Original article

Scand J Work Environ Health 1996;22(5):369-374    pdf

doi:10.5271/sjweh.156 | Issue date: Oct 1996

Hemorheology in occupational lead exposure

by Osterode W

Objectives The purpose of this investigation was to study hemorheological parameters in occupationally lead exposed men.

Methods 15 clinically healthy lead-exposed male subjects [age 34.6 (SD ±8) years] the viscous (ε`) and elastic (ε") components of whole blood viscosity corrected for 45% hematocrit were measured for shear rates between 1·s−1 − 100·s−1 at 37°C. Moreover, lead concentrations in blood and urine and the delta-aminolevulinic acid dehydrase level were determined. Fifteen unexposed age-matched men were used as referents.

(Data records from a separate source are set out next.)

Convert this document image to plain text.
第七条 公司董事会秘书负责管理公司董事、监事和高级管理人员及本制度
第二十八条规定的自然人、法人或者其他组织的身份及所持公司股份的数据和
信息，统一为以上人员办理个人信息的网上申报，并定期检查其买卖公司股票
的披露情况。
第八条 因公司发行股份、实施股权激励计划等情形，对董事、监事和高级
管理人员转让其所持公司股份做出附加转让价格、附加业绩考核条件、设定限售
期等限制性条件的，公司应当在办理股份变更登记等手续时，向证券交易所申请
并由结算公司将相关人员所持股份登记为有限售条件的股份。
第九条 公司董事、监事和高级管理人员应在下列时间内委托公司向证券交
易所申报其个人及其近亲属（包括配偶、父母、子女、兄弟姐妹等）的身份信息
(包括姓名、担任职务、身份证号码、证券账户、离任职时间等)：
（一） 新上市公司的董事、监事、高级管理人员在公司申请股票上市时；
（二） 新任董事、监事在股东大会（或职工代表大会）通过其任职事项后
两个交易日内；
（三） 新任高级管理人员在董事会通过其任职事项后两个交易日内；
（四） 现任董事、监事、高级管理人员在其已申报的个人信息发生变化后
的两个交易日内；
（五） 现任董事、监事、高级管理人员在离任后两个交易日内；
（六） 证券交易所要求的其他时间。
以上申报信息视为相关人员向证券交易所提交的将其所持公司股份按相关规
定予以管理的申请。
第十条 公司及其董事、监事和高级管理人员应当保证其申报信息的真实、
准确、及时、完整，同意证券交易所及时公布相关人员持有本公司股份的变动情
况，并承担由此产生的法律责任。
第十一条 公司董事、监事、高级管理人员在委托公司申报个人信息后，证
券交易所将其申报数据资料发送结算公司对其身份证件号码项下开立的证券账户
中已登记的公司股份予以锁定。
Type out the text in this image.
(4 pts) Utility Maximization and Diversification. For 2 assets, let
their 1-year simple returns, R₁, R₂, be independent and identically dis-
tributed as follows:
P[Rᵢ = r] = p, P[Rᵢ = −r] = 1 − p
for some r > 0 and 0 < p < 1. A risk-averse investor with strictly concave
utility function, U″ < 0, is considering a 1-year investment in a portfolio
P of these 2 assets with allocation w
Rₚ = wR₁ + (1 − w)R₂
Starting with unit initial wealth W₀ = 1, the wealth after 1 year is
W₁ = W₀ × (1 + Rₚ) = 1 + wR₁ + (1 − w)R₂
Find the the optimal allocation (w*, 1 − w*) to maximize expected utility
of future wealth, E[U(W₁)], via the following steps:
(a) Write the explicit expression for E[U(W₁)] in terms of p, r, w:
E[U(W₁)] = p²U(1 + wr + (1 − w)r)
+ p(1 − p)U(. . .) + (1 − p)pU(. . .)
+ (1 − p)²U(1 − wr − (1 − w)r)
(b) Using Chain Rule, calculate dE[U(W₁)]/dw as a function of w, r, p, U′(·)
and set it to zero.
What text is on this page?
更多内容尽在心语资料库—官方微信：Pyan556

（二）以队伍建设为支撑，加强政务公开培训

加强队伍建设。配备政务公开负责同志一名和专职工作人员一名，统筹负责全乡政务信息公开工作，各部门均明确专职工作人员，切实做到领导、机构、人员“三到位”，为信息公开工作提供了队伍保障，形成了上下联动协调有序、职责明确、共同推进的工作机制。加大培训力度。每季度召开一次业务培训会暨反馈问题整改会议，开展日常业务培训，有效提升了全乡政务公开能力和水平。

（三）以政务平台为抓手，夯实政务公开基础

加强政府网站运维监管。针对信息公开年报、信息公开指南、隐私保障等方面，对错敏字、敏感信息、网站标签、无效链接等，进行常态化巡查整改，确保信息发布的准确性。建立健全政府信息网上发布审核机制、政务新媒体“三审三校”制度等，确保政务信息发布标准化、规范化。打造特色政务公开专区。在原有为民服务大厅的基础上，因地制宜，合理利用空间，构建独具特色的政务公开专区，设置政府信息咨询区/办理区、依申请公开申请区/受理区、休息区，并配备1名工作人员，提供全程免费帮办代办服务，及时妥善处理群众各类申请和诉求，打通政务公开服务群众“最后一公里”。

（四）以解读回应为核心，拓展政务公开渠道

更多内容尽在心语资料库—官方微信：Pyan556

Results The mean lead concentration in the blood and urine of the lead-exposed men was 48.7 (SD 16.2)µg·dl−1 and 38.8 (SD 17.1)µg·g creatinine−1, respectively. While ε" was significantly increased only at low shear rates, ε` was elevated throughout the investigated shear range in comparison with the values of the unexposed referents. These results are characteristic of erythrocytes with enhanced rigidity. The aggregation and filtration index of erythrocytes were significantly elevated for the lead-exposed workers. A positive correlation existed between lead in blood and ε` or ε", whereas δ-aminolevulinic acid dehydrase and ε` or ε" were inversely correlated. No differences in plasma viscosity or in lipid status could be detected.

Conclusion Increased blood lead concentrations can be considered an additional risk factor for vascular diseases predisposing towards microvascular occlusion.